15 May 2007
Press Release
Department of Public Information
News and Media Division
ECONOMIC AND SOCIAL COUNCIL
HR/4918
Permanent Forum on Indigenous Issues
Sixth Session
3rd & 4th Meetings (AM & PM)
INDIGENOUS RIGHTS TO LAND RESOURCES BASIS
FOR COLLECTIVE SURVIVAL,
INEXTRICABLY LINKED TO SELF-DETERMINATION, FORUM TOLD
Two-Week Session Opens at Headquarters with Speakers Stressing
Importance of General Assembly Adoption of Declaration on Indigenous Rights
Indigenous peoples’ right to lands, territories and natural resources was the
basis for their collective survival, as it was inextricably linked to their
right to self-determination, free pursuit of appropriate development and sacred
responsibilities to the world, the United Nations Permanent Forum on Indigenous
Issues was told today.
Frustrated by what they saw as near-complete disregard for their rights to
access and manage their communal lands and natural resources, representatives of
indigenous groups called strongly on the 16-member Forum to make concrete
recommendations to United Nations agencies and member States that could bring
justice and restitution to the world’s marginalized native peoples.

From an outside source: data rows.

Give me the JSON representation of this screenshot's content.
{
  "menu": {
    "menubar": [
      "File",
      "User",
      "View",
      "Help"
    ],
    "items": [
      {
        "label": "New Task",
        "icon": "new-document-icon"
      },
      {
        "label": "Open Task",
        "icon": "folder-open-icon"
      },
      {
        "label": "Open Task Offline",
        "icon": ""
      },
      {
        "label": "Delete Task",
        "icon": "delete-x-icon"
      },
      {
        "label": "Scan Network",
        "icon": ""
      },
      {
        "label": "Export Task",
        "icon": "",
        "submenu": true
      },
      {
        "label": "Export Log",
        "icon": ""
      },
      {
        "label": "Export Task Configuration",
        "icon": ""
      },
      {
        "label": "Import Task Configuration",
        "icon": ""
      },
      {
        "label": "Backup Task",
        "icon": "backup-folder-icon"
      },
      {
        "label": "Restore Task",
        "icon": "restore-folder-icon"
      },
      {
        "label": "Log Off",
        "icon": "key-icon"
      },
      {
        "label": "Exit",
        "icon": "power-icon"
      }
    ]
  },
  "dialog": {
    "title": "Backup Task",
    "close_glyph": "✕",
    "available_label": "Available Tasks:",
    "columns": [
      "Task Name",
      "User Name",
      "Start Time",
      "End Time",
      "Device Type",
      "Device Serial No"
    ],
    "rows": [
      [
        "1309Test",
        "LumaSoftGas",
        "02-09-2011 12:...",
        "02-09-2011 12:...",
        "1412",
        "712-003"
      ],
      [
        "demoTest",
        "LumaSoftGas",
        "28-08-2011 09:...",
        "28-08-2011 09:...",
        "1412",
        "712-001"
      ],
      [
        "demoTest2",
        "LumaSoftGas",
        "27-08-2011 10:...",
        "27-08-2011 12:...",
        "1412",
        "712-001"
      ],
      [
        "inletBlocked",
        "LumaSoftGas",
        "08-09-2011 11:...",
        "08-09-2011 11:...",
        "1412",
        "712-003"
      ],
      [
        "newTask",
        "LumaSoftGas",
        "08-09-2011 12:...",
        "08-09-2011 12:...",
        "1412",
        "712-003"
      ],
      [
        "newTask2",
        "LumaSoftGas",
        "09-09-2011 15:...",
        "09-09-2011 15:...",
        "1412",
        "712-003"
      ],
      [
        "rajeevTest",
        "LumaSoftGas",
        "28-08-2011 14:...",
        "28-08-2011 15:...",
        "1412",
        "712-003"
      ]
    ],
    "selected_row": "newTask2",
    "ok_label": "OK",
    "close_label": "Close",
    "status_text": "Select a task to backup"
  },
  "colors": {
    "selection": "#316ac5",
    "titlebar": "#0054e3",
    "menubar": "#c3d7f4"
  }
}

Focusing on the special theme “Territories, lands and natural resources”, and
echoing a Forum expert’s warning that “land is not just something to buy and
sell”, one speaker from a South America indigenous group agreed that land, water
and natural resources were indeed living beings. “They are happy when we treat
them well, but suffer when they are exploited irrationally,” he said.
Development in the name of progress was prompting Governments to make mining,
oil and genetic concessions that violated international standards created to
protect indigenous rights.
The first indigenous parliamentarian to address the Forum, a representative of
Norway’s Sami Parliament, said Inuit and Sami peoples should be guaranteed their
rights to lands and natural resources. They also had the right to
self-determination and full representation in environmental management. States
were not only obliged to identify lands traditionally used by indigenous
peoples, but also to provide legal protection according to traditional customs
and laws. Indigenous groups had the right to be effectively consulted and to
share in profits derived from their lands.